しかし、所有する有価証券の含み損は一時的なもので、将来的に価額が回復する見込みであるため、いったん売却してから再購入するといったクロス取引が行われるケースがあります。
今回は、このクロス取引の税務についてご説明いたします。
なお、売買目的有価証券は、期末の価額と帳簿価額との差額については、強制的に評価替えが行われ、評価損益を認識することとなっている(法61の3Ⅱ)ため、クロス取引の税務の対象外となります。

有価証券の評価損について

有価証券の評価損については、原則として費用にならないこととされています。(法33Ⅰ)
しかし、有価証券の価額が著しく低下した場合には、評価損について費用となる旨、規定されています。(法33Ⅱ、法令68Ⅰ②イ)
この場合の「著しく低下した場合」については、期末の価額が帳簿価額よりも50%以上下落し、かつ、近い将来その価額の回復が見込まれないこととされています。(法基通9-1-7)

クロス取引の税務の取扱いについて

法人が行うクロス取引

会社が同一の有価証券(売買目的有価証券を除く)を売却の直後に購入するといったように、クロス取引に該当する場合には、その売却はなかったものとして取り扱うこととされています。
この点については、法人税法基本通達において次のように記載されています。

(売却及び購入の同時の契約等のある有価証券の取引)
2-1-23の4 同一の有価証券(法第61条の3第1項第1号《売買目的有価証券の期末評価額》に規定する売買目的有価証券を除く。)が売却の直後に購入された場合において、その売却先から売却をした有価証券の買戻し又は再購入(証券業者等に売却の媒介、取次ぎ若しくは代理の委託をしている場合の当該証券業者等からの購入又は当該証券業者等に購入の媒介、取次ぎ若しくは代理の委託をしている場合の当該購入を含む。
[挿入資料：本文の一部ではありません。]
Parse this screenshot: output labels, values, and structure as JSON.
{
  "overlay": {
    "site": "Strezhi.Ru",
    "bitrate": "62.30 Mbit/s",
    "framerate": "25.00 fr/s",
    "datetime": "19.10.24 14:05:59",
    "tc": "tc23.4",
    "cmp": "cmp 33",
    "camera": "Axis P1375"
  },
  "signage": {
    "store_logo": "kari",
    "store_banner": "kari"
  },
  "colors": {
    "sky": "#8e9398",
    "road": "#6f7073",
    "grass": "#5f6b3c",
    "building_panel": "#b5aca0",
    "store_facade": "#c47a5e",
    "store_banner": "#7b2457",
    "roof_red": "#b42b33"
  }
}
)をする同時の契約があるときは、当該売却をした有価証券のうち当該買戻し又は再購入をした部分は、その売却がなかったものとして取り扱う。
(注)
1 同時の契約がない場合であっても、これらの契約があらかじめ予定されたものであり、かつ、売却価額と購入価額が同一となるよう売買価額が設定されているとき又はこれらの価額が売却の決済日と購入の決済日との間に係る金利調整のみを行った価額となるよう設定されているときは、同時の契約があるものとして取り扱う。
2 本文の適用を受ける取引に伴い支出する委託手数料その他の費用は、当該有価証券の取得価額に含めない。
3 購入の直後に売却が行われた場合の当該購入についても同様に取り扱う。

ここで注意すべきは、クロス取引に該当する場合としては、同一の有価証券の売却と購入について、同時の契約に限られていないことです。
金融商品会計に関する実務指針42では、クロス取引について次のように記載されています。
クロス取引
42.金融資産を売却した直後に同一の金融資産を購入した場合又は金融資産を購入した直後に同一の金融資産を売却した場合で、譲渡人が譲受人から譲渡した金融資産を再購入又は回収する同時の契約があるときは、金融商品会計基準第9項(3)の金融資産の消滅の認識要件を満たさないので、売買として処理しない。したがって、購入の直後に売却された場合、当該購入金融資産と保有する同一銘柄との簿価通算はできない。譲渡価格と購入価格が同一の場合、又は譲渡の決済日と購入の決済日とに期間があり当該期間に係る金利調整が行われた価格である場合、譲渡人が譲受人から再購入又は回収する同時の
契約があると推定する。

また、金融商品会計に関するQ&AQ12では、クロス取引について次にように記載されています。
例えば、金融資産を売却した後に同一の金融資産を同一数量若しくはほとんど同一数量購入した場合又は金融資産を購入した後に同一の金融資産を売却した場合で、かつ、譲渡価格と購入価格が同一の場合、又は譲渡の決済日と購入の決済日の期間に係る金利調整が行われた価格である場合には、譲渡人が譲受人から再購入又は回収する同時の契約があると推定されます(実務指針第42項)ので、金融資産の消滅の認識要件を満たさず売却処理は認められないと考えられます。また、例えば、金融資産を売却した直後(5営業日までは直後と考えられます。)に同一の金融資産を購入した場合又は金融資産を購入した直後に同一の金融資産を売却した場合であって、それらの取引における譲渡価格と購入価格がともに取引時の時価であるからといって必ずしも売却処理が認められるわけではなく、実質的に相対取引になっていると解される等、取引の実態によっては売却処理が否定されることもあります。

個人が行うクロス取引について

個人が上場・店頭売買株式を売却するとともに直ちに再取得する場合には、会社がクロス取引を行う場合のような規制はなく、株式の譲渡として譲渡損の計上が認められます。(個人が上場・店頭売買株式を売却するとともに直ちに再取得する場合の当該売却に係る源泉分離課税の適用について(法令解釈通達))
なお、同一の日に同一の銘柄を売却購入することを前提とした規定として、措置法施行令25の10の2Ⅰ③の規定があります。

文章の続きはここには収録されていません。